Inspired by previous “paper architects,” who explored far-out ideas by drawing their theories instead of blueprints, Jimenez Lai produces comics. His Citizens of No Place: An Architectural Graphic Novel, recently published by Princeton Architectural Press, follows in the tradition of Rem Koolhaas’s Content, but makes the page come alive for a generation raised on radio shows like This American Life (which Lai listens to) and manga (Lai’s favorite is Doraemon: Gadget Cat from the Future). When he talks about the irony of This American Life, or the fact that cats are indispensable, Lai’s speech recalls Koolhaas, for whom he worked in 2007. Small bunches of big words cascade nonstop, and he swallows the ends of sentences, his mind already on the next idea.
Citizens of No Place collects ten of Lai’s intensely beautiful, whimsical, and profound graphic stories on architecture and urbanism. It’s as if the Little Prince grew up to become an architect. In these fables, Lai explores a series of hypotheses: What kinds of buildings should it be legal to fornicate with? How can dance generate shapes that can be abstracted into a skyline of buildings? What will happen if, in the year 2200, New York extrudes Central Park into a 12-kilometer-high tower scraping the stratosphere? The comics speak of politics, justice, economics, and even whether a young architect, obsessed with building, can find love. These are the inquiries of a seriously talented designer itching to build. Like all good storytellers, Jimenez Lai likes to embellish. “I don’t necessarily believe in honesty,” he says. “I believe in my imagination.” Bureau Spectacular’s strategy is to make “absurd stories about fake realities to invite enticing possibilities.”
He draws the comics to storyboard ideas that can be developed into architecture. In one of the stories, a man goes up into outer space, realizes he doesn’t need much to live, comes back and chooses a small, simple space to sleep in. Lai built such a space and put it in his studio. The Briefcase House is just a series of compartments defined by plywood planes.

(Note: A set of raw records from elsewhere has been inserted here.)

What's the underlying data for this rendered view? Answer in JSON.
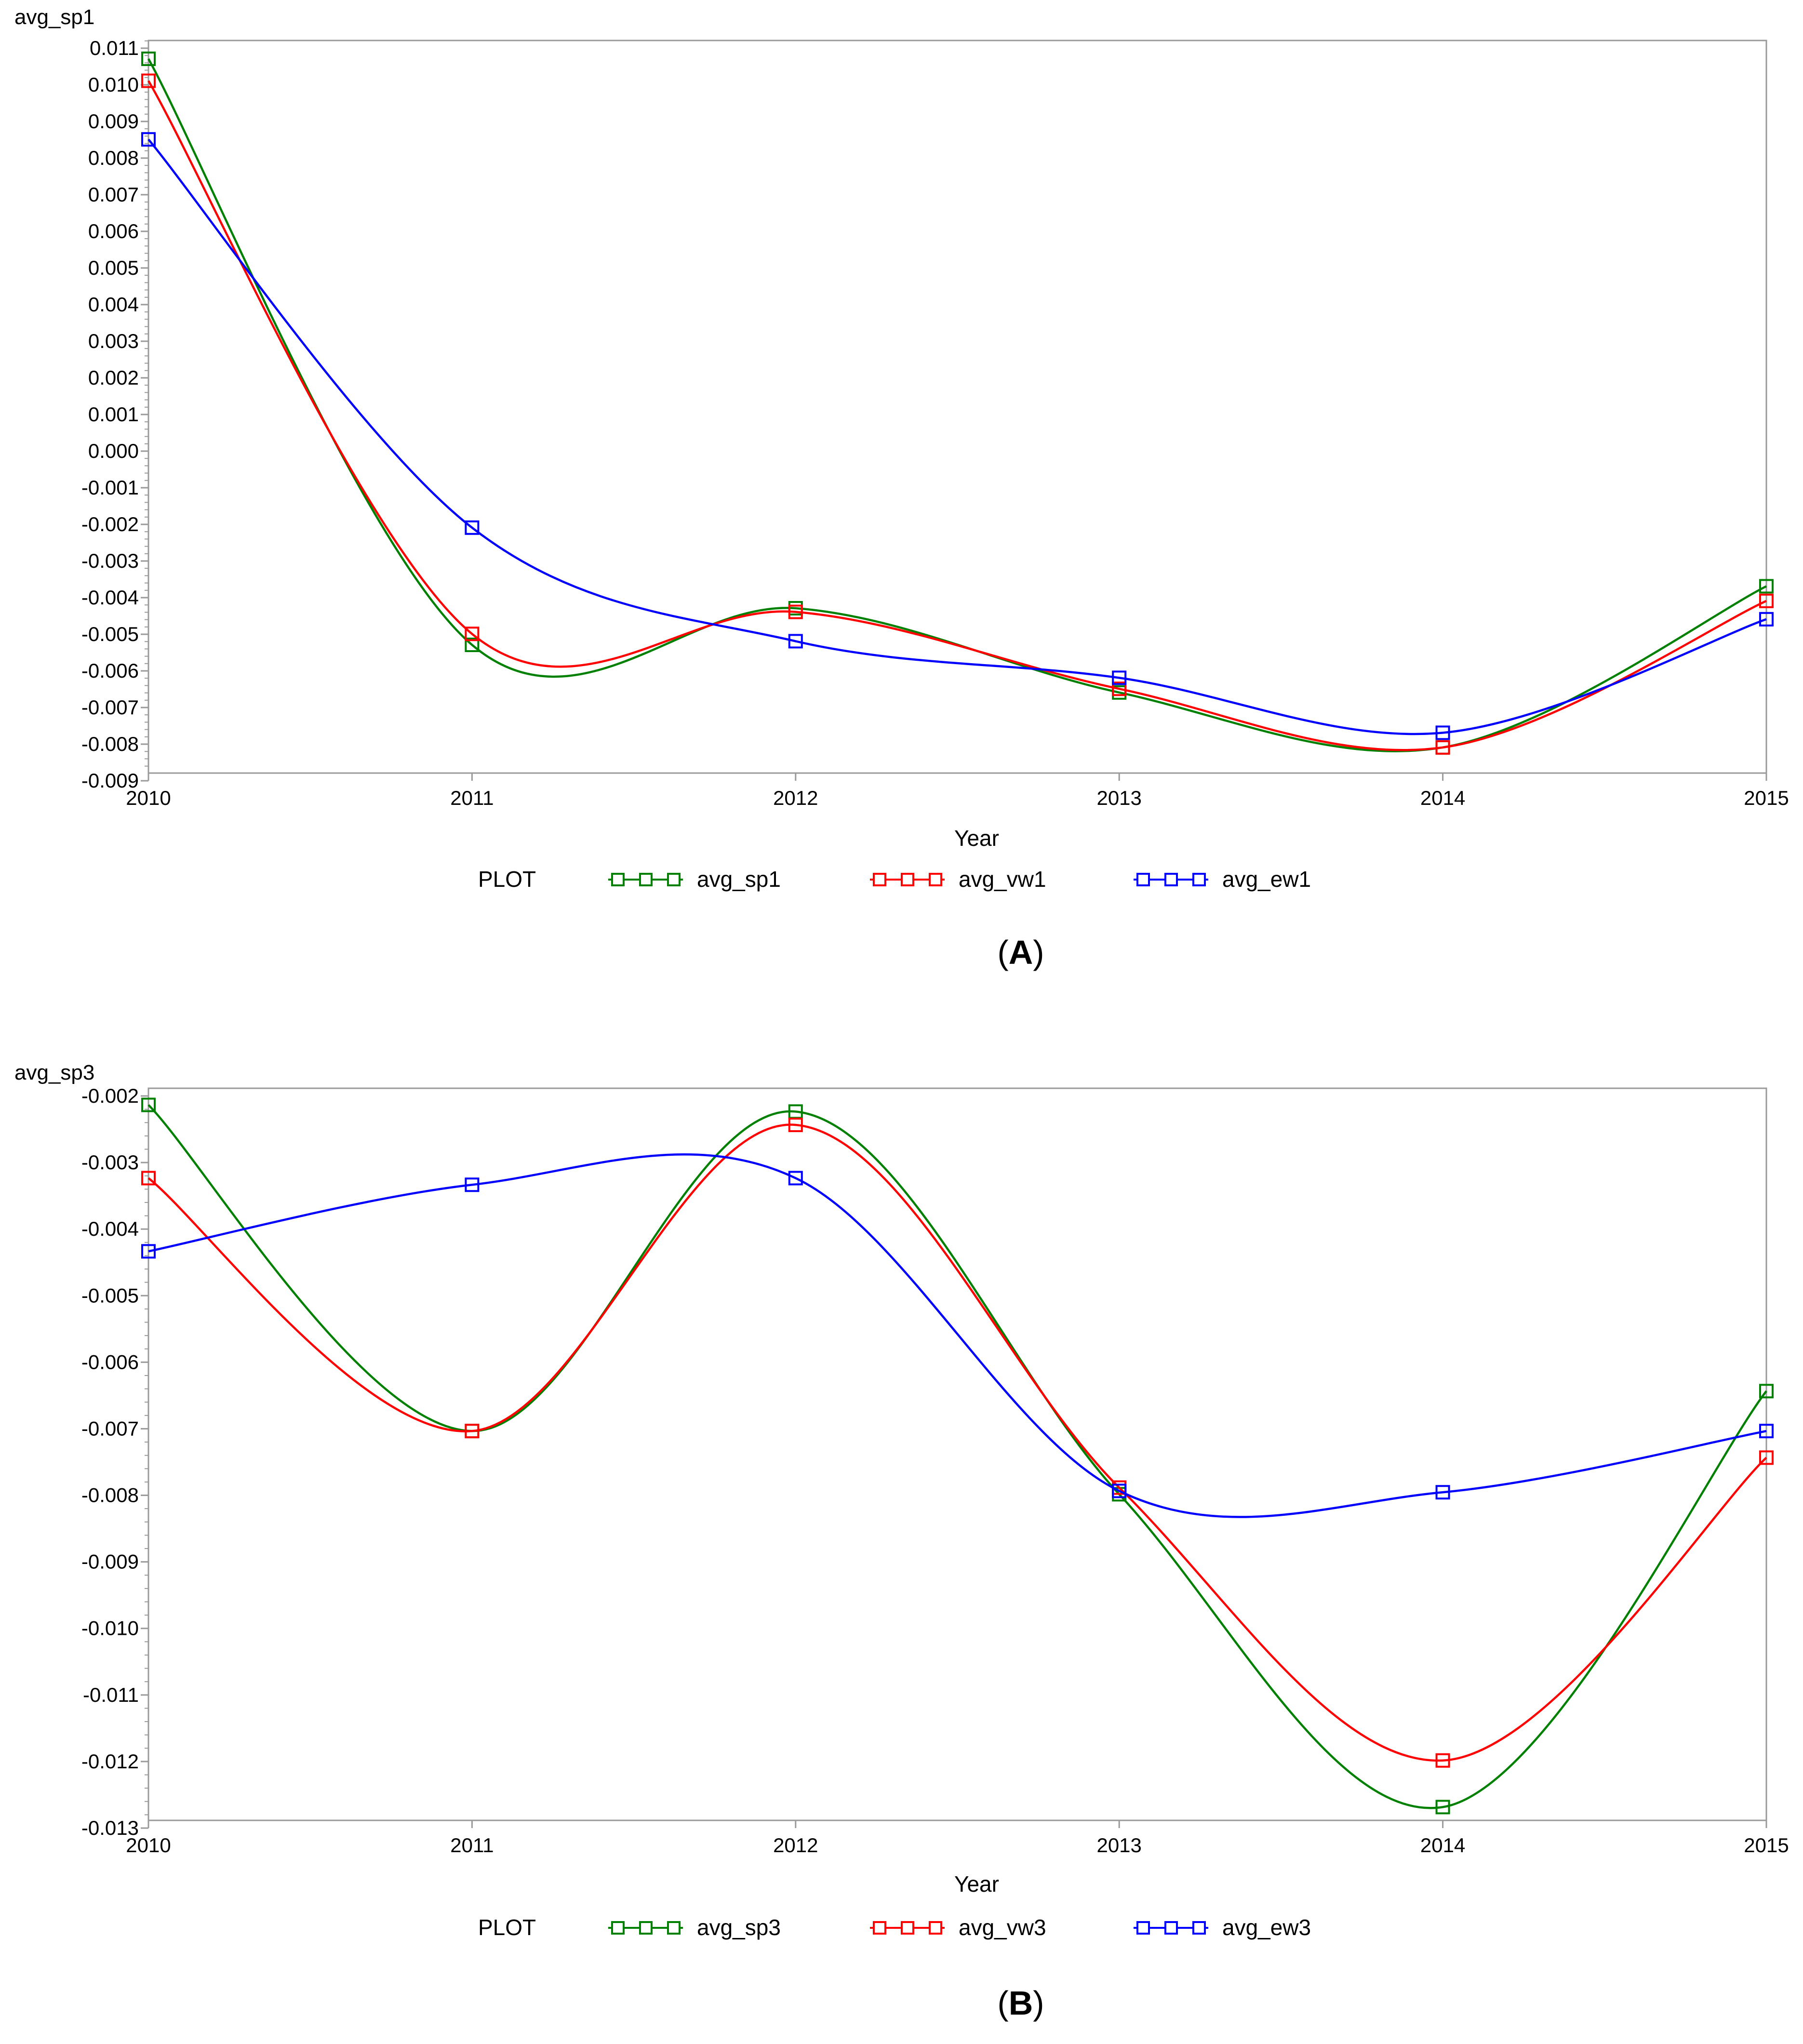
{
  "chart_data": [
    {
      "type": "line",
      "panel_label": "A",
      "ylabel": "avg_sp1",
      "xlabel": "Year",
      "legend_title": "PLOT",
      "legend_position": "bottom",
      "grid": false,
      "x": [
        2010,
        2011,
        2012,
        2013,
        2014,
        2015
      ],
      "xlim": [
        2010,
        2015
      ],
      "ylim": [
        -0.009,
        0.011
      ],
      "y_ticks": [
        "0.011",
        "0.010",
        "0.009",
        "0.008",
        "0.007",
        "0.006",
        "0.005",
        "0.004",
        "0.003",
        "0.002",
        "0.001",
        "0.000",
        "-0.001",
        "-0.002",
        "-0.003",
        "-0.004",
        "-0.005",
        "-0.006",
        "-0.007",
        "-0.008",
        "-0.009"
      ],
      "y_tick_values": [
        0.011,
        0.01,
        0.009,
        0.008,
        0.007,
        0.006,
        0.005,
        0.004,
        0.003,
        0.002,
        0.001,
        0.0,
        -0.001,
        -0.002,
        -0.003,
        -0.004,
        -0.005,
        -0.006,
        -0.007,
        -0.008,
        -0.009
      ],
      "x_ticks": [
        "2010",
        "2011",
        "2012",
        "2013",
        "2014",
        "2015"
      ],
      "series": [
        {
          "name": "avg_sp1",
          "color": "#008000",
          "values": [
            0.0105,
            -0.0055,
            -0.0045,
            -0.0068,
            -0.0083,
            -0.0039
          ]
        },
        {
          "name": "avg_vw1",
          "color": "#ff0000",
          "values": [
            0.0099,
            -0.0052,
            -0.0046,
            -0.0067,
            -0.0083,
            -0.0043
          ]
        },
        {
          "name": "avg_ew1",
          "color": "#0000ff",
          "values": [
            0.0083,
            -0.0023,
            -0.0054,
            -0.0064,
            -0.0079,
            -0.0048
          ]
        }
      ]
    },
    {
      "type": "line",
      "panel_label": "B",
      "ylabel": "avg_sp3",
      "xlabel": "Year",
      "legend_title": "PLOT",
      "legend_position": "bottom",
      "grid": false,
      "x": [
        2010,
        2011,
        2012,
        2013,
        2014,
        2015
      ],
      "xlim": [
        2010,
        2015
      ],
      "ylim": [
        -0.013,
        -0.002
      ],
      "y_ticks": [
        "-0.002",
        "-0.003",
        "-0.004",
        "-0.005",
        "-0.006",
        "-0.007",
        "-0.008",
        "-0.009",
        "-0.010",
        "-0.011",
        "-0.012",
        "-0.013"
      ],
      "y_tick_values": [
        -0.002,
        -0.003,
        -0.004,
        -0.005,
        -0.006,
        -0.007,
        -0.008,
        -0.009,
        -0.01,
        -0.011,
        -0.012,
        -0.013
      ],
      "x_ticks": [
        "2010",
        "2011",
        "2012",
        "2013",
        "2014",
        "2015"
      ],
      "series": [
        {
          "name": "avg_sp3",
          "color": "#008000",
          "values": [
            -0.00225,
            -0.00715,
            -0.00235,
            -0.0081,
            -0.0128,
            -0.00655
          ]
        },
        {
          "name": "avg_vw3",
          "color": "#ff0000",
          "values": [
            -0.00335,
            -0.00715,
            -0.00255,
            -0.008,
            -0.0121,
            -0.00755
          ]
        },
        {
          "name": "avg_ew3",
          "color": "#0000ff",
          "values": [
            -0.00445,
            -0.00345,
            -0.00335,
            -0.00805,
            -0.00807,
            -0.00715
          ]
        }
      ]
    }
  ]
}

It’s a great hiding place for the office cat, Helvetica, and Lai sleeps in it when the lights are out in Bureau Spectacular.
Tensions between dualities often inform his exploration of spaces: grounded work versus speculation, solid versus empty, the profound against the silly. And hard versus soft, as in the other installation in his studio, White Elephant (Privately Soft)—rigid polycarbonate geometry on the outside, cowhide on the inside, “and story possibilities,” Lai says.
Last April, Bureau Spectacular put the proposal for its latest project, Three Little Worlds, on the Web site Kickstarter, seeking $20,000 for fabrication costs. Lai achieved his goal, but “the likelihood of me using Kickstarter again is very low,” he says with a laugh. “I felt like I was walking around with an unbearable stench of shamelessness.”
Three Little Worlds was designed for the Project Space of the Architecture Foundation of London, inspired by the publisher Hugh Hefner and the artist Joseph Beuys, both of whom were exhibitionists. The installation’s cutouts framed visitors, as in the panels of a comic strip, so anyone who stepped inside became a character in a story. Lai lived in this installation during the London Festival of Architecture last June. Like Hefner in his mansion and Beuys in his art, he was surrounded by and became his work. Adding to graphic artist, architect, and teacher, Lai has made “performance artist” part of his story.